Dalam filsafat pendidikan, tujuan pendidikan dirumuskan secara berbeda-beda oleh berbagai aliran. Dalam pandangan aliran Naturalis, misalnya, tujuan pendidikan dirumuskan sebagai usaha perfecting of man’s highest powers via study of literature, philosophy, and classics (Maheshwari, 2013). Yakni, penyempurnaan kekuatan tertinggi manusia dengan mempelajari sastra, filsafat, dan disiplin karya-karya mapan dalam berbagai bidang.
Tujuan seperti ini menyiratkan aspek ketrampilan berfikir sebagai tujuan dasar pendidikan. Bagi kaum Naturalis, pendidikan berlaku pada dua dimensi, yaitu mind (pemikiran), body (tubuh). Sementara pada level mind pendidikan memupuk ketrampilan berfikir dan pengembangan sikap. Pada level body, pendidikan membekali ketrampilan praktis.
Ini menyiratkan adanya hubungan yang bersifat komplemeter dan komprehensif antara aspek fisik-material dan pemikiran-spiritual sebagai tujuan pendidikan. Maknanya, dalam kasus Kampus Merdeka, jika pendidikan disiapkan semata-mata untuk kepentingan pragmatis, pemenuhan dunia kerja, maka sesungguhnya pendidikan hanya menyapa dimensi fisik dan material.
Lebih dari itu, jika pendidikan menghamba kepada kebutuhan pasar semata-mata, sesungguhnya pendidikan telah kehilangan hakikatnya sebagai proses penyempurnaan kekuatan tertinggi manusia sebagaimana diyakini oleh aliran naturalis di atas.
Cendekiawan Muslim Indonesia, almarhum Nurcholish Madjid pernah berbicara tentang dampak industrialisasi pada masyarakat. Menurutnya, industrialisasi bisa menyebabkan dehumanisasi.
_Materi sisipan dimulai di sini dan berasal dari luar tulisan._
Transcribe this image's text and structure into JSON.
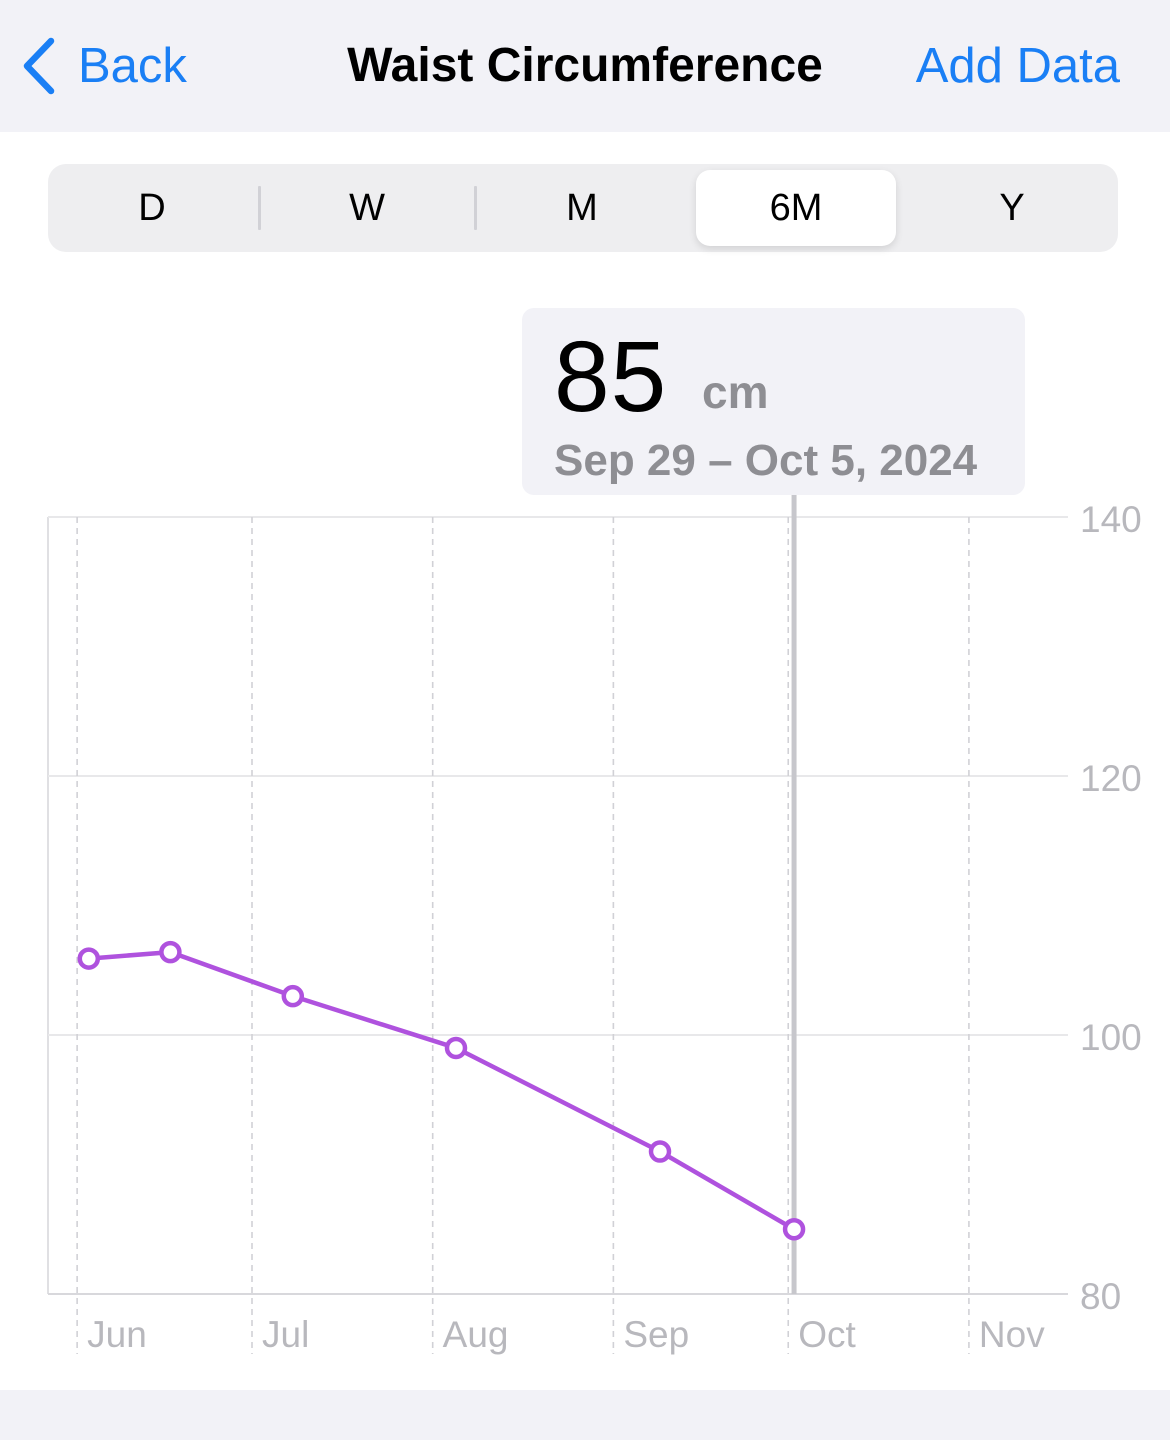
{
  "nav": {
    "back_label": "Back",
    "title": "Waist Circumference",
    "add_data_label": "Add Data",
    "accent_color": "#1a7ff5"
  },
  "segments": {
    "options": [
      "D",
      "W",
      "M",
      "6M",
      "Y"
    ],
    "selected": "6M"
  },
  "selection": {
    "value": "85",
    "unit": "cm",
    "date_range": "Sep 29 – Oct 5, 2024"
  },
  "chart_data": {
    "type": "line",
    "title": "",
    "xlabel": "",
    "ylabel": "",
    "x_ticks": [
      "Jun",
      "Jul",
      "Aug",
      "Sep",
      "Oct",
      "Nov"
    ],
    "y_ticks": [
      140,
      120,
      100,
      80
    ],
    "ylim": [
      80,
      140
    ],
    "x_domain": [
      "2024-05-27",
      "2024-11-18"
    ],
    "grid": true,
    "line_color": "#af52de",
    "selected_point": "2024-10-02",
    "series": [
      {
        "x": [
          "2024-06-03",
          "2024-06-17",
          "2024-07-08",
          "2024-08-05",
          "2024-09-09",
          "2024-10-02"
        ],
        "y": [
          105.9,
          106.4,
          103.0,
          99.0,
          91.0,
          85.0
        ]
      }
    ]
  }
}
Di antara nilai-nilai utama yang berkembang dalam masyarakat industri adalah birokrasi, kepastian (keteraturan dan regularitas), dan intrumentalisme. Dehumanisasi yang diakibatkan industrialisasi terjadi, manakala ketiga hal di atas menjadi ukuran dan mesin penggerak kehidupan.
***
Kedua, Kampus Merdeka melahirkan pragmatisme ekstrem. Kebebasan mendirikan program-program studi baru telah direspon oleh perguruan tinggi dengan mendirikan aneka program studi yang berorientasi pada ketrampilan pragmatis.
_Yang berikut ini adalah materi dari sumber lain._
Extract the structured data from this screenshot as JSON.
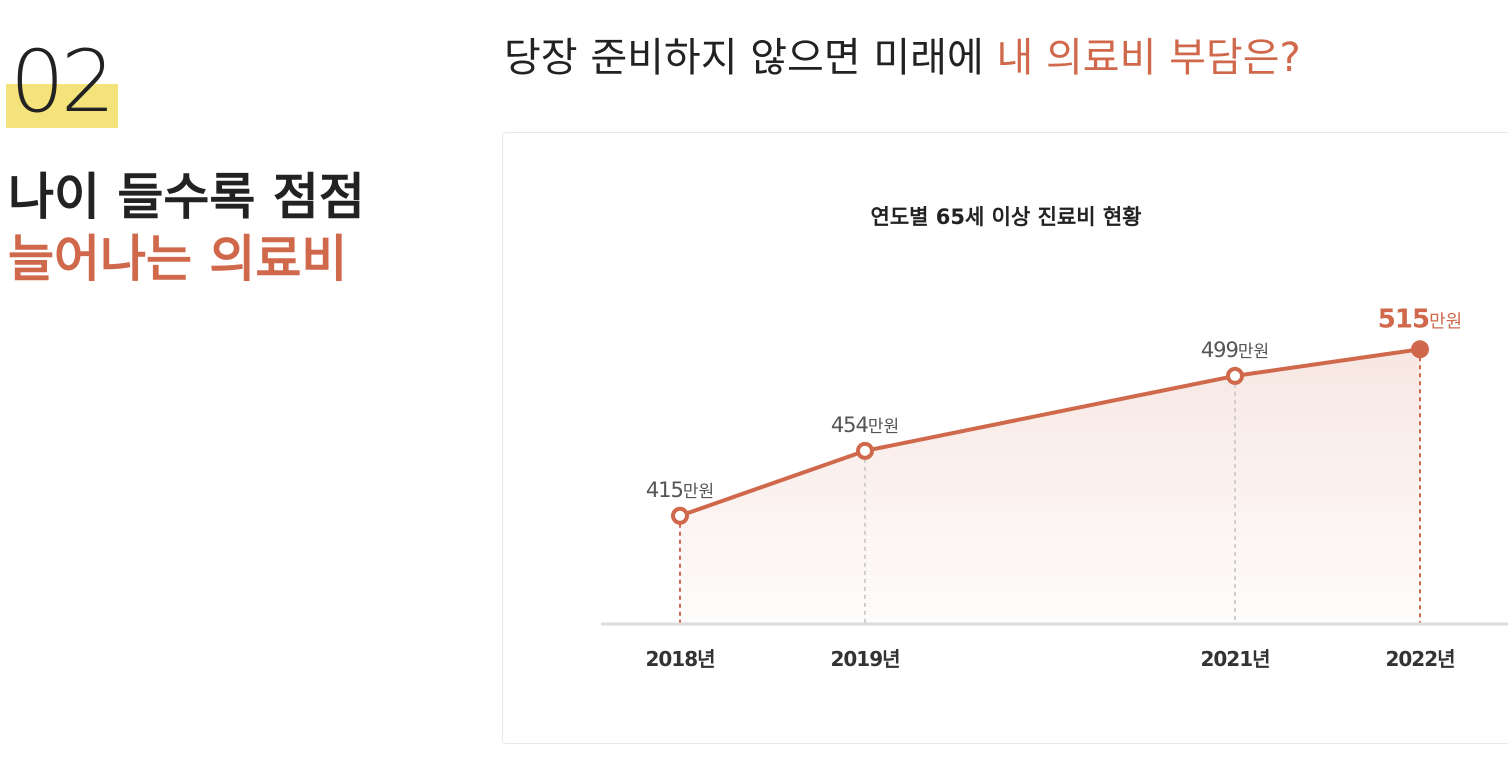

Akibatnya, banyak perguruan tinggi yang berlomba-lomba mendirikan program-program vokasional, betapapun berada dalam rumpun akademik. Akibatnya, pembelajaran ilmu-ilmu dasar atau yang sering juga dikenal dengan istilah ilmu-ilmu murni menjadi terabaikan.
Sejarah, filsafat, bahasa, bahkan studi agama-agama; yang terlihat sebagai bidang kajian abstrak dan tidak menjanjikan lapangan kerja secara gamblang, semakin terpinggirkan.
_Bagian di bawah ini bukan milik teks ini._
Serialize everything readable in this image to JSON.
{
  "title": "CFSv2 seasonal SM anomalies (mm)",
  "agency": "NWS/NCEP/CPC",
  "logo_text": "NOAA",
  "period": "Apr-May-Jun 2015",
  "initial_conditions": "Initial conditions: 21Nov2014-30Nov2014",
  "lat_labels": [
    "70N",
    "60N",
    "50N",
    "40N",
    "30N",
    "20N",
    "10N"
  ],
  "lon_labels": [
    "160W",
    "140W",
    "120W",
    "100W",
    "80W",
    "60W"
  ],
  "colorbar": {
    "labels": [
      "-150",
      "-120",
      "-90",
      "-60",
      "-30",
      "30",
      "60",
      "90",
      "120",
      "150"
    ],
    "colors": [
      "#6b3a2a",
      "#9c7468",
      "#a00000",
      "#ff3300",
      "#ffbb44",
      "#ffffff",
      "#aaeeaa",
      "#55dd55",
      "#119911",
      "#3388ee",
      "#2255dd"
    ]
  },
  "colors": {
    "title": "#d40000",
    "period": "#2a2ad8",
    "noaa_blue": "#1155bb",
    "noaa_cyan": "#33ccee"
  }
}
Sebagai orang yang belajar ilmu-ilmu agama dan filsafat dalam karir akademik, saya seringkali mendengar gugatan dari kalangan tertentu tentang apa perlunya belajar agama dan filsafat
Pertanyaan itu lahir karena pola pikir instrumentalis sangat dominan. Sehingga, selalu melihat bidang kajian abstrak sebagai tidak penting. Karena secara nyata tidak menjanjikan pekerjaan.
***
Dalam kaitan ini, saya juga menyaksikan adanya distorsi makna dan fungsi pendidikan tinggi. Misalnya, sebagai konsekwensi dari pembolehan belajar secara merdeka tadi, perguruan tinggi berlomba-lomba mendirikan program-program pendidikan keterampilan singkat yang lazim dikenal center of excellence.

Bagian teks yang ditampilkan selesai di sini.